I do not think that I am alone in my political position. I am liberal on social issues – I feel the government should not be imposing religious positions (such as anti-abortion or anti-gay) views on the rest of the country and indeed the world. Further, I feel strongly that the seperation of Church and State is key, that Free Speech is vital. I may infact go further in some positions than most liberals – I’m very open to the concept of legalization of many currently illegal drugs – not, mind you, because I have any interest in them myself, but because I think that regulated but legal they take currently illegal and out of the system transactions and make them legal (and thus also taxable). I personally am not interested in current legal drugs such as alchohol, let alone illegal ones – but I do think that legalization, regulation, and taxation has much greater net benefits to society than the current “war on drugs” – and that this benefit extends around the world.
At the same time, I think that sensible tax policies would tend to be many of the positions taken by Republicans (though I differ with them over the “tax cut” – I think it was a stupid piece of policy, not just because they took ten years to implement it. Mostly because rather than cut taxes that really impact the majority of people’s bottom lines – such as payroll taxes, or cutting tax situations that have significent negative impact on the investment climate – such as the double taxation of dividends, or the crazy loophole filled corporate tax policies – the tax cuts were very strange.) I’m also a strong opponent of estate taxes – why should the accomplishments of a lifetime be cut in half (or worse) when someone dies?

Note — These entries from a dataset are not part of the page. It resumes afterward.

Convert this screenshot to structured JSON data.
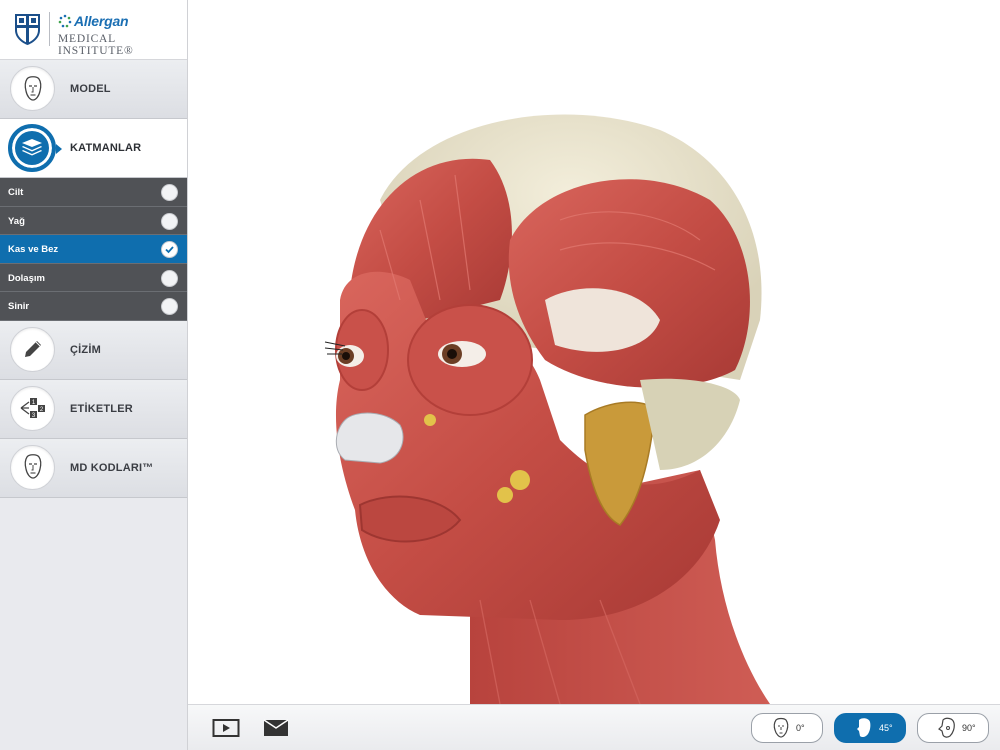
{
  "logo": {
    "brand": "Allergan",
    "institute": "MEDICAL INSTITUTE®"
  },
  "nav": {
    "model_label": "MODEL",
    "layers_label": "KATMANLAR",
    "drawing_label": "ÇİZİM",
    "labels_label": "ETİKETLER",
    "mdcodes_label": "MD KODLARI™"
  },
  "layers": [
    {
      "name": "Cilt",
      "checked": false
    },
    {
      "name": "Yağ",
      "checked": false
    },
    {
      "name": "Kas ve Bez",
      "checked": true
    },
    {
      "name": "Dolaşım",
      "checked": false
    },
    {
      "name": "Sinir",
      "checked": false
    }
  ],
  "toolbar": {
    "angles": [
      {
        "label": "0°",
        "selected": false
      },
      {
        "label": "45°",
        "selected": true
      },
      {
        "label": "90°",
        "selected": false
      }
    ]
  },
  "colors": {
    "accent": "#0f6eae",
    "layer_bg": "#505256",
    "muscle": "#c9514a"
  },
  "icons": {
    "model": "face-icon",
    "layers": "layers-stack-icon",
    "drawing": "pencil-icon",
    "labels": "numbered-labels-icon",
    "mdcodes": "face-icon",
    "play": "play-icon",
    "mail": "mail-icon"
  }
}
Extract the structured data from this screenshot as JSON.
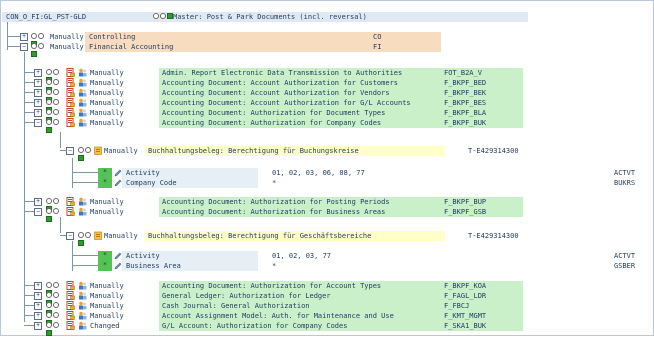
{
  "root": {
    "id": "CON_O_FI:GL_PST-GLD",
    "title": "Master: Post & Park Documents (incl. reversal)"
  },
  "top_nodes": [
    {
      "status": "Manually",
      "text": "Controlling",
      "code": "CO",
      "collapsed": true
    },
    {
      "status": "Manually",
      "text": "Financial Accounting",
      "code": "FI",
      "collapsed": false
    }
  ],
  "objects_a": [
    {
      "status": "Manually",
      "text": "Admin. Report Electronic Data Transmission to Authorities",
      "code": "FOT_B2A_V",
      "expanded": false
    },
    {
      "status": "Manually",
      "text": "Accounting Document: Account Authorization for Customers",
      "code": "F_BKPF_BED",
      "expanded": false
    },
    {
      "status": "Manually",
      "text": "Accounting Document: Account Authorization for Vendors",
      "code": "F_BKPF_BEK",
      "expanded": false
    },
    {
      "status": "Manually",
      "text": "Accounting Document: Account Authorization for G/L Accounts",
      "code": "F_BKPF_BES",
      "expanded": false
    },
    {
      "status": "Manually",
      "text": "Accounting Document: Authorization for Document Types",
      "code": "F_BKPF_BLA",
      "expanded": false
    },
    {
      "status": "Manually",
      "text": "Accounting Document: Authorization for Company Codes",
      "code": "F_BKPF_BUK",
      "expanded": true
    }
  ],
  "auth_1": {
    "status": "Manually",
    "text": "Buchhaltungsbeleg: Berechtigung für Buchungskreise",
    "code": "T-E429314300"
  },
  "fields_1": [
    {
      "name": "Activity",
      "value": "01, 02, 03, 06, 08, 77",
      "tech": "ACTVT"
    },
    {
      "name": "Company Code",
      "value": "*",
      "tech": "BUKRS"
    }
  ],
  "objects_b": [
    {
      "status": "Manually",
      "text": "Accounting Document: Authorization for Posting Periods",
      "code": "F_BKPF_BUP",
      "expanded": false
    },
    {
      "status": "Manually",
      "text": "Accounting Document: Authorization for Business Areas",
      "code": "F_BKPF_GSB",
      "expanded": true
    }
  ],
  "auth_2": {
    "status": "Manually",
    "text": "Buchhaltungsbeleg: Berechtigung für Geschäftsbereiche",
    "code": "T-E429314300"
  },
  "fields_2": [
    {
      "name": "Activity",
      "value": "01, 02, 03, 77",
      "tech": "ACTVT"
    },
    {
      "name": "Business Area",
      "value": "*",
      "tech": "GSBER"
    }
  ],
  "objects_c": [
    {
      "status": "Manually",
      "text": "Accounting Document: Authorization for Account Types",
      "code": "F_BKPF_KOA"
    },
    {
      "status": "Manually",
      "text": "General Ledger: Authorization for Ledger",
      "code": "F_FAGL_LDR"
    },
    {
      "status": "Manually",
      "text": "Cash Journal: General Authorization",
      "code": "F_FBCJ"
    },
    {
      "status": "Manually",
      "text": "Account Assignment Model: Auth. for Maintenance and Use",
      "code": "F_KMT_MGMT"
    },
    {
      "status": "Changed",
      "text": "G/L Account: Authorization for Company Codes",
      "code": "F_SKA1_BUK"
    }
  ],
  "colors": {
    "green_bg": "#c9f0c9",
    "orange_bg": "#f8dcc0",
    "yellow_bg": "#ffffc8",
    "header_bg": "#dfe9f3",
    "field_bg": "#e6eef6",
    "green_box": "#55c255"
  },
  "icons": {
    "status": "traffic-light-status-icon",
    "doc": "document-icon",
    "user": "user-auth-icon",
    "pencil": "pencil-edit-icon",
    "maintain": "maintain-icon"
  }
}
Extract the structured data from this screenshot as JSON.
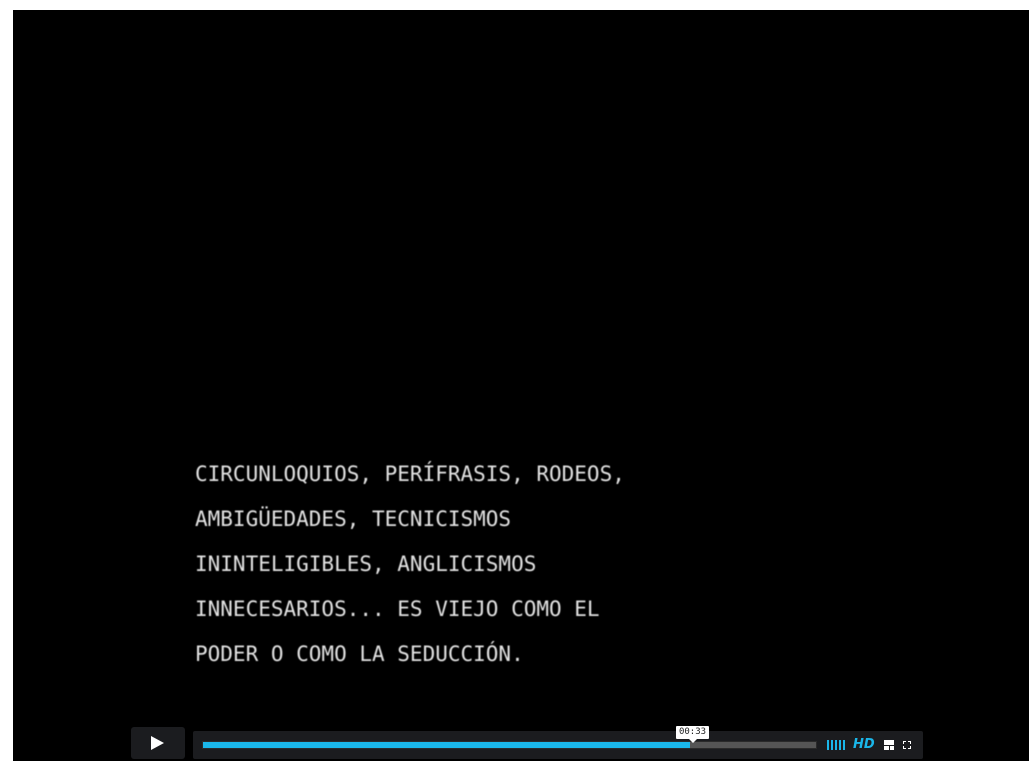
{
  "subtitle": {
    "lines": [
      "CIRCUNLOQUIOS, PERÍFRASIS, RODEOS,",
      "AMBIGÜEDADES, TECNICISMOS",
      "ININTELIGIBLES, ANGLICISMOS",
      "INNECESARIOS... ES VIEJO COMO EL",
      "PODER O COMO LA SEDUCCIÓN."
    ]
  },
  "controls": {
    "play_icon": "play-icon",
    "current_time": "00:33",
    "progress_fraction": 0.795,
    "volume_icon": "volume-bars-icon",
    "hd_label": "HD",
    "popout_icon": "popout-icon",
    "fullscreen_icon": "fullscreen-icon"
  },
  "colors": {
    "background": "#000000",
    "accent": "#1ab7ea",
    "control_bg": "#1b1c1f",
    "track": "#555555",
    "subtitle_text": "#e2e2e2"
  }
}
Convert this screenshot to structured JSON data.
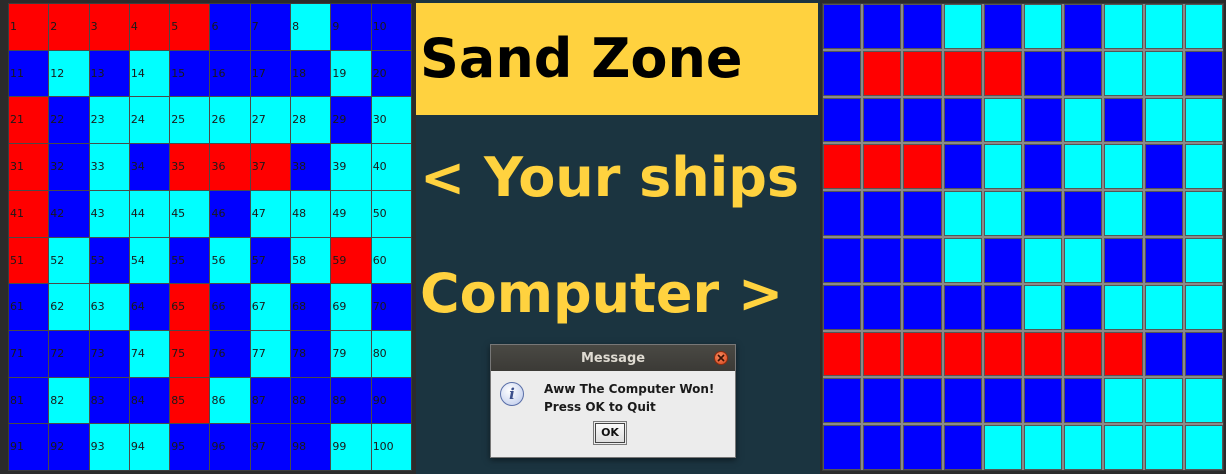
{
  "colors": {
    "red": "#ff0000",
    "blue": "#0000ff",
    "cyan": "#00ffff",
    "title_bg": "#ffd23f",
    "center_bg": "#1b3440",
    "text_yellow": "#ffd23f"
  },
  "title": "Sand Zone",
  "your_ships_label": "< Your ships",
  "computer_label": "Computer >",
  "player_grid": {
    "labels": [
      "1",
      "2",
      "3",
      "4",
      "5",
      "6",
      "7",
      "8",
      "9",
      "10",
      "11",
      "12",
      "13",
      "14",
      "15",
      "16",
      "17",
      "18",
      "19",
      "20",
      "21",
      "22",
      "23",
      "24",
      "25",
      "26",
      "27",
      "28",
      "29",
      "30",
      "31",
      "32",
      "33",
      "34",
      "35",
      "36",
      "37",
      "38",
      "39",
      "40",
      "41",
      "42",
      "43",
      "44",
      "45",
      "46",
      "47",
      "48",
      "49",
      "50",
      "51",
      "52",
      "53",
      "54",
      "55",
      "56",
      "57",
      "58",
      "59",
      "60",
      "61",
      "62",
      "63",
      "64",
      "65",
      "66",
      "67",
      "68",
      "69",
      "70",
      "71",
      "72",
      "73",
      "74",
      "75",
      "76",
      "77",
      "78",
      "79",
      "80",
      "81",
      "82",
      "83",
      "84",
      "85",
      "86",
      "87",
      "88",
      "89",
      "90",
      "91",
      "92",
      "93",
      "94",
      "95",
      "96",
      "97",
      "98",
      "99",
      "100"
    ],
    "colors": [
      "red",
      "red",
      "red",
      "red",
      "red",
      "blue",
      "blue",
      "cyan",
      "blue",
      "blue",
      "blue",
      "cyan",
      "blue",
      "cyan",
      "blue",
      "blue",
      "blue",
      "blue",
      "cyan",
      "blue",
      "red",
      "blue",
      "cyan",
      "cyan",
      "cyan",
      "cyan",
      "cyan",
      "cyan",
      "blue",
      "cyan",
      "red",
      "blue",
      "cyan",
      "blue",
      "red",
      "red",
      "red",
      "blue",
      "cyan",
      "cyan",
      "red",
      "blue",
      "cyan",
      "cyan",
      "cyan",
      "blue",
      "cyan",
      "cyan",
      "cyan",
      "cyan",
      "red",
      "cyan",
      "blue",
      "cyan",
      "blue",
      "cyan",
      "blue",
      "cyan",
      "red",
      "cyan",
      "blue",
      "cyan",
      "cyan",
      "blue",
      "red",
      "blue",
      "cyan",
      "blue",
      "cyan",
      "blue",
      "blue",
      "blue",
      "blue",
      "cyan",
      "red",
      "blue",
      "cyan",
      "blue",
      "cyan",
      "cyan",
      "blue",
      "cyan",
      "blue",
      "blue",
      "red",
      "cyan",
      "blue",
      "blue",
      "blue",
      "blue",
      "blue",
      "blue",
      "cyan",
      "cyan",
      "blue",
      "blue",
      "blue",
      "blue",
      "cyan",
      "cyan"
    ]
  },
  "computer_grid": {
    "colors": [
      "blue",
      "blue",
      "blue",
      "cyan",
      "blue",
      "cyan",
      "blue",
      "cyan",
      "cyan",
      "cyan",
      "blue",
      "red",
      "red",
      "red",
      "red",
      "blue",
      "blue",
      "cyan",
      "cyan",
      "blue",
      "blue",
      "blue",
      "blue",
      "blue",
      "cyan",
      "blue",
      "cyan",
      "blue",
      "cyan",
      "cyan",
      "red",
      "red",
      "red",
      "blue",
      "cyan",
      "blue",
      "cyan",
      "cyan",
      "blue",
      "cyan",
      "blue",
      "blue",
      "blue",
      "cyan",
      "cyan",
      "blue",
      "blue",
      "cyan",
      "blue",
      "cyan",
      "blue",
      "blue",
      "blue",
      "cyan",
      "blue",
      "cyan",
      "cyan",
      "blue",
      "blue",
      "cyan",
      "blue",
      "blue",
      "blue",
      "blue",
      "blue",
      "cyan",
      "blue",
      "cyan",
      "cyan",
      "cyan",
      "red",
      "red",
      "red",
      "red",
      "red",
      "red",
      "red",
      "red",
      "blue",
      "blue",
      "blue",
      "blue",
      "blue",
      "blue",
      "blue",
      "blue",
      "blue",
      "cyan",
      "cyan",
      "cyan",
      "blue",
      "blue",
      "blue",
      "blue",
      "cyan",
      "cyan",
      "cyan",
      "cyan",
      "cyan",
      "cyan"
    ]
  },
  "dialog": {
    "title": "Message",
    "line1": "Aww The Computer Won!",
    "line2": "Press OK to Quit",
    "ok_label": "OK",
    "icon": "info-icon",
    "close_icon": "close-icon"
  }
}
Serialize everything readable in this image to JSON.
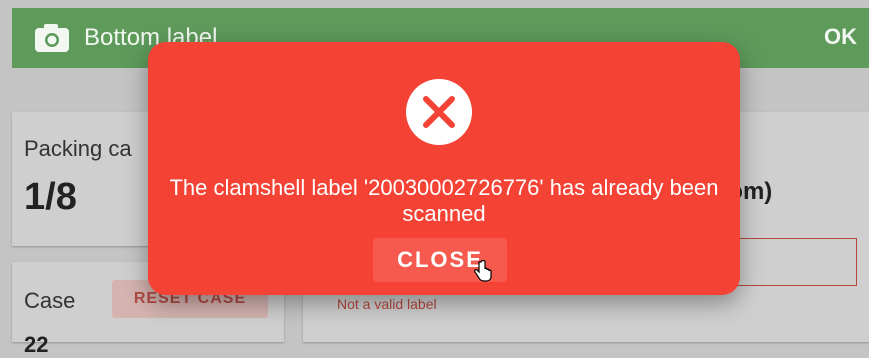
{
  "appbar": {
    "title": "Bottom label",
    "ok_label": "OK",
    "icon": "camera-icon",
    "color": "#5e9b5b"
  },
  "packing": {
    "label": "Packing ca",
    "count": "1/8"
  },
  "case": {
    "label": "Case",
    "reset_label": "RESET CASE",
    "value": "22"
  },
  "scan_panel": {
    "heading": "pottom)",
    "input_value": "",
    "error_text": "Not a valid label"
  },
  "dialog": {
    "icon": "error-x-icon",
    "message": "The clamshell label '20030002726776' has already been scanned",
    "close_label": "CLOSE",
    "color": "#f44235"
  }
}
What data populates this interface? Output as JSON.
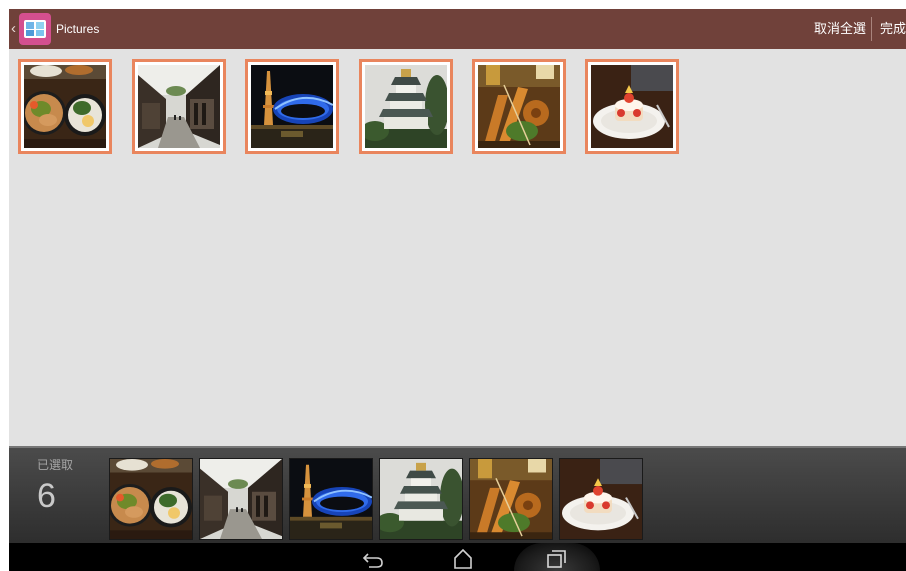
{
  "action_bar": {
    "back_glyph": "‹",
    "app_icon": "gallery-app-icon",
    "title": "Pictures",
    "deselect_all_label": "取消全選",
    "done_label": "完成",
    "background_color": "#70413a"
  },
  "gallery": {
    "selection_border_color": "#e9855d",
    "thumbnails": [
      {
        "subject": "ramen-bowls-photo"
      },
      {
        "subject": "old-street-photo"
      },
      {
        "subject": "night-tower-photo"
      },
      {
        "subject": "castle-photo"
      },
      {
        "subject": "fried-skewers-photo"
      },
      {
        "subject": "strawberry-cake-photo"
      }
    ]
  },
  "tray": {
    "selected_label": "已選取",
    "selected_count": "6"
  },
  "navbar": {
    "back_icon": "back-icon",
    "home_icon": "home-icon",
    "recent_icon": "recent-apps-icon"
  }
}
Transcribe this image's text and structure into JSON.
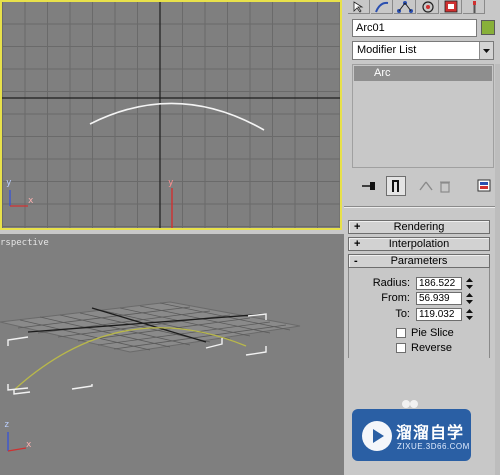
{
  "viewports": {
    "top": {
      "axis_x": "x",
      "axis_y": "y",
      "axis_y_secondary": "y"
    },
    "perspective": {
      "label": "rspective",
      "axis_x": "x",
      "axis_z": "z"
    }
  },
  "panel": {
    "tabs": [
      "create-tab",
      "modify-tab",
      "hierarchy-tab",
      "motion-tab",
      "display-tab",
      "utilities-tab"
    ],
    "object_name": "Arc01",
    "object_color": "#88b039",
    "modifier_list": "Modifier List",
    "stack": [
      "Arc"
    ],
    "rollouts": {
      "rendering": {
        "sign": "+",
        "title": "Rendering"
      },
      "interpolation": {
        "sign": "+",
        "title": "Interpolation"
      },
      "parameters": {
        "sign": "-",
        "title": "Parameters"
      }
    },
    "parameters": {
      "radius_label": "Radius:",
      "radius": "186.522",
      "from_label": "From:",
      "from": "56.939",
      "to_label": "To:",
      "to": "119.032",
      "pie_slice_label": "Pie Slice",
      "reverse_label": "Reverse"
    }
  },
  "watermark": {
    "main": "溜溜自学",
    "sub": "ZIXUE.3D66.COM"
  }
}
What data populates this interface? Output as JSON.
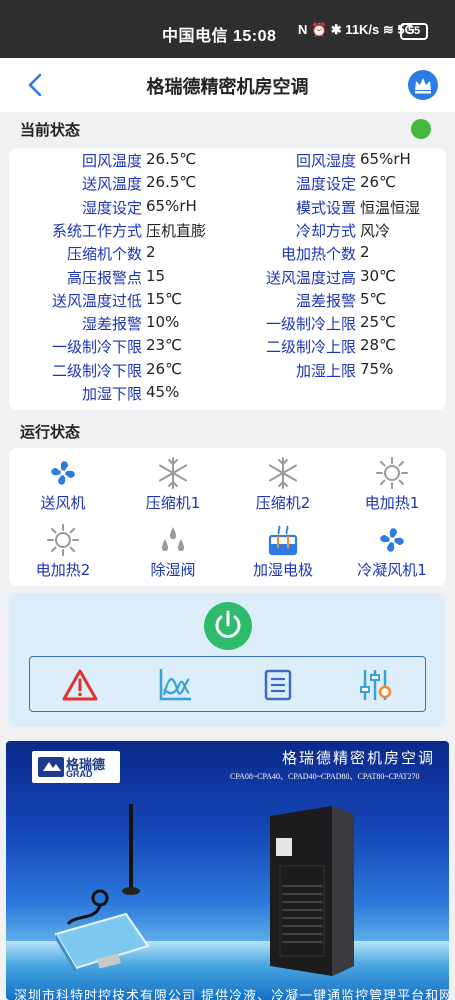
{
  "statusbar": {
    "carrier_time": "中国电信 15:08",
    "icons_text": "N ⏰ ✱ 11K/s ≋ 5G",
    "battery": "55"
  },
  "header": {
    "title": "格瑞德精密机房空调"
  },
  "current_status": {
    "heading": "当前状态",
    "indicator_color": "#46b83d",
    "rows": [
      {
        "l_label": "回风温度",
        "l_value": "26.5℃",
        "r_label": "回风湿度",
        "r_value": "65%rH"
      },
      {
        "l_label": "送风温度",
        "l_value": "26.5℃",
        "r_label": "温度设定",
        "r_value": "26℃"
      },
      {
        "l_label": "湿度设定",
        "l_value": "65%rH",
        "r_label": "模式设置",
        "r_value": "恒温恒湿"
      },
      {
        "l_label": "系统工作方式",
        "l_value": "压机直膨",
        "r_label": "冷却方式",
        "r_value": "风冷"
      },
      {
        "l_label": "压缩机个数",
        "l_value": "2",
        "r_label": "电加热个数",
        "r_value": "2"
      },
      {
        "l_label": "高压报警点",
        "l_value": "15",
        "r_label": "送风温度过高",
        "r_value": "30℃"
      },
      {
        "l_label": "送风温度过低",
        "l_value": "15℃",
        "r_label": "温差报警",
        "r_value": "5℃"
      },
      {
        "l_label": "湿差报警",
        "l_value": "10%",
        "r_label": "一级制冷上限",
        "r_value": "25℃"
      },
      {
        "l_label": "一级制冷下限",
        "l_value": "23℃",
        "r_label": "二级制冷上限",
        "r_value": "28℃"
      },
      {
        "l_label": "二级制冷下限",
        "l_value": "26℃",
        "r_label": "加湿上限",
        "r_value": "75%"
      },
      {
        "l_label": "加湿下限",
        "l_value": "45%",
        "r_label": "",
        "r_value": ""
      }
    ]
  },
  "run_status": {
    "heading": "运行状态",
    "items": [
      {
        "label": "送风机",
        "icon": "fan-icon",
        "active": true
      },
      {
        "label": "压缩机1",
        "icon": "snowflake-icon",
        "active": false
      },
      {
        "label": "压缩机2",
        "icon": "snowflake-icon",
        "active": false
      },
      {
        "label": "电加热1",
        "icon": "sun-icon",
        "active": false
      },
      {
        "label": "电加热2",
        "icon": "sun-icon",
        "active": false
      },
      {
        "label": "除湿阀",
        "icon": "droplets-icon",
        "active": false
      },
      {
        "label": "加湿电极",
        "icon": "humidifier-icon",
        "active": true
      },
      {
        "label": "冷凝风机1",
        "icon": "fan-icon",
        "active": true
      }
    ]
  },
  "controls": {
    "power_color": "#2fbb6c",
    "tools": [
      "alarm-icon",
      "chart-icon",
      "list-icon",
      "settings-sliders-icon"
    ]
  },
  "banner": {
    "logo_text": "格瑞德",
    "logo_sub": "GRAD",
    "title": "格瑞德精密机房空调",
    "models": "CPA08~CPA40、CPAD40~CPAD80、CPAT80~CPAT270",
    "footer": "深圳市科特时控技术有限公司   提供冷液、冷凝一键通监控管理平台和网关"
  },
  "colors": {
    "accent_blue": "#1d36b8",
    "active_icon": "#2e7ce3",
    "inactive_icon": "#9a9a9a"
  }
}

Further, I think that taxes such as the Alternative Minimum Tax are the real hidden flashpoints of tax policy – because they have not been adjusted for inflation, they will be imposed on a growing number of very typical average American families. This burden imposes little real benefit to the government, plenty of pain and costs to the economy, and leads to counterproductive incentives.
Further policies such as the current Medicare/Welfare ones which penalize people for trying to make money (very rapidly, well before earning a living wage, people start to lose benefits of far greater value than their earnings – such as health care or child care support!).
I am a business owner – so I might be expected to be a Republican.
I am a White, urban male – so again, I might be expected to be a Republican.
I live in Chicago – so perhaps I would be expected to be a Democrat.
I am neither – though at the moment, I plan on mostly voting for Democrats this
But you, the reader, get out there tomorrow and vote.